Getting the ball rolling with unified bowling


Alissa Lau

Peer coach Erin Geoffray with athlete Marcos Rodriguez at the last bowling game on April 5.

Alissa Lau and Olivia Kim

Unified Bowling is an opportunity for students with disabilities to train with peer coaches outside of the special education program and to compete with other schools. Peer coaches work alongside the athletes throughout the season, providing assistance to the athletes. The spring sport is a space for all students to compete and bond with those both inside and outside of the special education program.

Peer coaches are students from outside of the special education program who help to encourage the team members during practices and games, getting everyone involved and ready to compete.  

“It’s a really phenomenal program to have kids of all walks of life meet and collaborate and play with each other and… just learn to be humans,” special education teacher and Unified bowling coach Jessica Huber said.
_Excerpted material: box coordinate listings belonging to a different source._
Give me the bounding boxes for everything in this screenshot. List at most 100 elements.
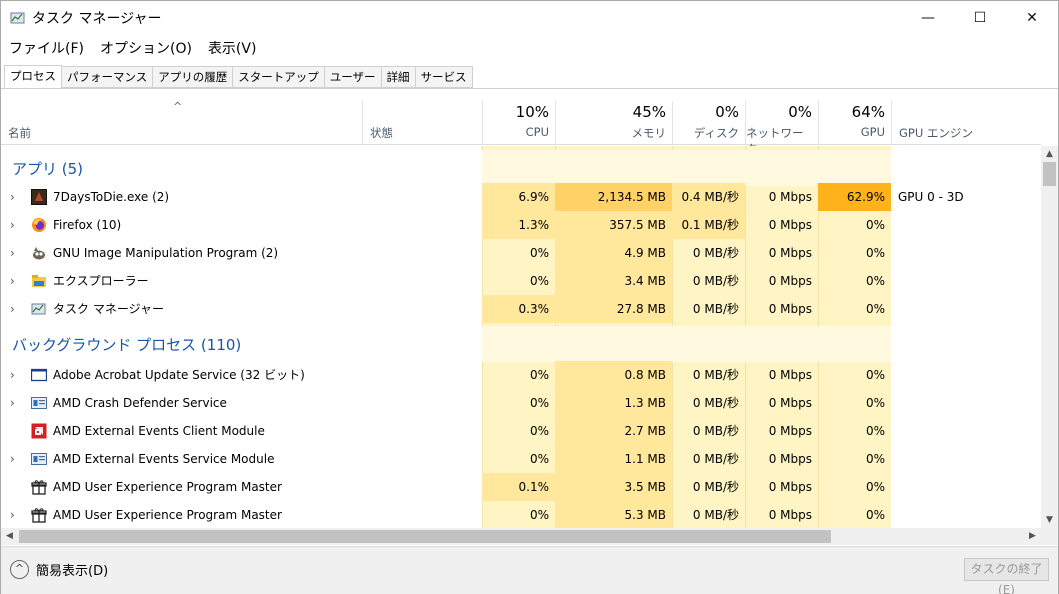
column-cpu[interactable]: 10% CPU	[482, 101, 555, 145]
menu-options[interactable]: オプション(O)	[92, 37, 200, 61]
column-gpu[interactable]: 64% GPU	[818, 101, 891, 145]
column-memory[interactable]: 45% メモリ	[555, 101, 672, 145]
memory-value: 5.3 MB	[555, 501, 672, 528]
scroll-up-icon[interactable]: ▲	[1041, 146, 1058, 162]
expand-chevron-icon[interactable]: ›	[10, 501, 20, 528]
menu-file[interactable]: ファイル(F)	[1, 37, 92, 61]
disk-value: 0 MB/秒	[692, 396, 739, 410]
expand-chevron-icon[interactable]: ›	[10, 239, 20, 267]
tab-performance[interactable]: パフォーマンス	[62, 66, 154, 88]
expand-chevron-icon[interactable]: ›	[10, 445, 20, 473]
scroll-down-icon[interactable]: ▼	[1041, 512, 1058, 528]
close-button[interactable]: ✕	[1006, 1, 1058, 35]
process-row[interactable]: › Adobe Acrobat Update Service (32 ビット) …	[1, 361, 1041, 389]
window-icon	[31, 368, 47, 382]
network-value: 0 Mbps	[768, 302, 812, 316]
disk-value: 0 MB/秒	[692, 246, 739, 260]
expand-chevron-icon[interactable]: ›	[10, 389, 20, 417]
gift-icon	[31, 508, 47, 523]
tab-app-history[interactable]: アプリの履歴	[153, 66, 234, 88]
column-gpu-label: GPU	[860, 125, 885, 139]
expand-chevron-icon[interactable]: ›	[10, 361, 20, 389]
gpu-value: 0%	[865, 218, 885, 232]
tab-services[interactable]: サービス	[415, 66, 473, 88]
memory-value: 2.7 MB	[555, 417, 672, 445]
scroll-left-icon[interactable]: ◀	[1, 528, 18, 545]
amd-icon	[31, 423, 47, 439]
column-status-label: 状態	[370, 126, 393, 140]
service-icon	[31, 453, 47, 465]
minimize-button[interactable]: —	[902, 1, 954, 35]
tab-strip: プロセス パフォーマンス アプリの履歴 スタートアップ ユーザー 詳細 サービス	[4, 65, 473, 89]
network-value: 0 Mbps	[768, 480, 812, 494]
network-total-percent: 0%	[788, 103, 812, 121]
process-list: アプリ (5) › 7DaysToDie.exe (2) 6.9% 2,134.…	[1, 146, 1041, 528]
network-value: 0 Mbps	[768, 218, 812, 232]
process-name: AMD User Experience Program Master	[53, 480, 282, 494]
column-cpu-label: CPU	[525, 125, 549, 139]
task-manager-window: タスク マネージャー — ☐ ✕ ファイル(F) オプション(O) 表示(V) …	[0, 0, 1059, 594]
process-row[interactable]: › AMD Crash Defender Service 0% 1.3 MB 0…	[1, 389, 1041, 417]
horizontal-scroll-thumb[interactable]	[19, 530, 831, 543]
fewer-details-toggle[interactable]: ^ 簡易表示(D)	[10, 560, 108, 579]
scroll-right-icon[interactable]: ▶	[1024, 528, 1041, 545]
tab-divider	[1, 88, 1058, 89]
network-value: 0 Mbps	[768, 396, 812, 410]
column-status[interactable]: 状態	[362, 101, 482, 145]
vertical-scroll-thumb[interactable]	[1043, 162, 1056, 186]
memory-total-percent: 45%	[632, 103, 666, 121]
horizontal-scrollbar[interactable]: ◀ ▶	[1, 528, 1058, 545]
memory-value: 357.5 MB	[555, 211, 672, 239]
column-gpu-engine-label: GPU エンジン	[899, 126, 973, 140]
process-row[interactable]: › エクスプローラー 0% 3.4 MB 0 MB/秒 0 Mbps 0%	[1, 267, 1041, 295]
column-gpu-engine[interactable]: GPU エンジン	[891, 101, 1041, 145]
network-value: 0 Mbps	[768, 368, 812, 382]
memory-value: 2,134.5 MB	[555, 183, 672, 211]
end-task-button[interactable]: タスクの終了(E)	[964, 558, 1049, 594]
network-value: 0 Mbps	[768, 274, 812, 288]
disk-value: 0 MB/秒	[692, 508, 739, 522]
group-apps[interactable]: アプリ (5)	[1, 150, 1041, 186]
tab-processes[interactable]: プロセス	[4, 65, 62, 89]
group-background[interactable]: バックグラウンド プロセス (110)	[1, 326, 1041, 362]
disk-value: 0 MB/秒	[692, 274, 739, 288]
process-row[interactable]: AMD User Experience Program Master 0.1% …	[1, 473, 1041, 501]
service-icon	[31, 397, 47, 409]
gpu-value: 0%	[865, 302, 885, 316]
process-row[interactable]: › GNU Image Manipulation Program (2) 0% …	[1, 239, 1041, 267]
maximize-button[interactable]: ☐	[954, 1, 1006, 35]
expand-chevron-icon[interactable]: ›	[10, 267, 20, 295]
menu-view[interactable]: 表示(V)	[200, 37, 265, 61]
column-name-label: 名前	[8, 126, 31, 140]
expand-chevron-icon[interactable]: ›	[10, 295, 20, 323]
column-disk-label: ディスク	[693, 126, 739, 140]
expand-chevron-icon[interactable]: ›	[10, 211, 20, 239]
window-title: タスク マネージャー	[32, 11, 162, 27]
column-network[interactable]: 0% ネットワーク	[745, 101, 818, 156]
column-disk[interactable]: 0% ディスク	[672, 101, 745, 145]
cpu-value: 1.3%	[482, 211, 555, 239]
sort-up-icon: ^	[173, 100, 183, 113]
column-name[interactable]: ^ 名前	[1, 100, 362, 145]
process-name: AMD External Events Client Module	[53, 424, 265, 438]
gpu-value: 0%	[865, 246, 885, 260]
disk-total-percent: 0%	[715, 103, 739, 121]
cpu-value: 0%	[529, 246, 549, 260]
process-row[interactable]: AMD External Events Client Module 0% 2.7…	[1, 417, 1041, 445]
process-row[interactable]: › タスク マネージャー 0.3% 27.8 MB 0 MB/秒 0 Mbps …	[1, 295, 1041, 323]
tab-startup[interactable]: スタートアップ	[233, 66, 325, 88]
process-row[interactable]: › 7DaysToDie.exe (2) 6.9% 2,134.5 MB 0.4…	[1, 183, 1041, 211]
tab-users[interactable]: ユーザー	[324, 66, 382, 88]
network-value: 0 Mbps	[768, 190, 812, 204]
vertical-scrollbar[interactable]: ▲ ▼	[1041, 146, 1058, 528]
tab-details[interactable]: 詳細	[381, 66, 416, 88]
memory-value: 0.8 MB	[555, 361, 672, 389]
memory-value: 1.3 MB	[555, 389, 672, 417]
process-row[interactable]: › AMD User Experience Program Master 0% …	[1, 501, 1041, 528]
gpu-value: 62.9%	[818, 183, 891, 211]
cpu-value: 0.3%	[482, 295, 555, 323]
disk-value: 0 MB/秒	[692, 480, 739, 494]
process-row[interactable]: › AMD External Events Service Module 0% …	[1, 445, 1041, 473]
process-row[interactable]: › Firefox (10) 1.3% 357.5 MB 0.1 MB/秒 0 …	[1, 211, 1041, 239]
expand-chevron-icon[interactable]: ›	[10, 183, 20, 211]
Unified bowling coach Ric Calhoun said the Unified Bowling team was created so students with disabilities who aren’t able to participate in school sports can develop the skills that come from sports and team bonding. 

“There’s certain pieces that you’ve learned from [sports] that were not what you would normally think— friendships. Just how to work together and just some of those special bonds,” said Calhoun.  “When they are allowed to do [sports], it’s very generally just within their small community. This allows them to be a little bit more involved and more inclusive with the rest of our Inglemoor community.” 

For senior peer coach Erin Geoffray, a highlight of Unified Bowling is the opportunity to get to know the athletes more outside of the school environment.

““I just like that I get to hang out with these kids more outside of school, especially because they’re really fun to hang out with. And sometimes when I’m in class with them, we can’t have as much fun together because we’re working more,” said Geoffary. 

Sophomore peer coach Isaiah Villavicencio said the enthusiasm of cheering on players is his favorite part of being involved in Unified Bowling. An important thing for athletes in Unified Bowling is getting cheered on by their friends and family, who may not have been able to see them participate in other high school athletics, said Huber. 

“Some of the biggest moments every year are when our cheerleaders come out and support the team,” said Huber. Many of the athletes haven’t experienced people cheering for their hard work before, which is one small thing that many people take for granted, Huber said. 

Though the specific sports and dates have not been announced, Calhoun said a new unified sports along with a unified club will be introduced next year. These additions will give students with disabilities a larger range of inclusive extracurricular opportunities at school. Freshman Kelly Johnson said she is also involved in unified sports outside of school and is interested in participating in other school offerings for student athletes with disabilities such as unified soccer. 

Unified sports creates a sense of community that can be felt within the team, and creates an uplifting atmosphere for everyone involved in the sport, said Calhoun. 

 “There’s just nothing like being at a Unified or Special Olympics event. It’s very unique and uplifting and a total community in itself, even with the different schools,” said Huber. “Everyone’s cheering for each other, cheering for the other team. It’s a really positive environment. These kids and these athletes are the definition of resilience and I wish that everybody would come to see and celebrate that.”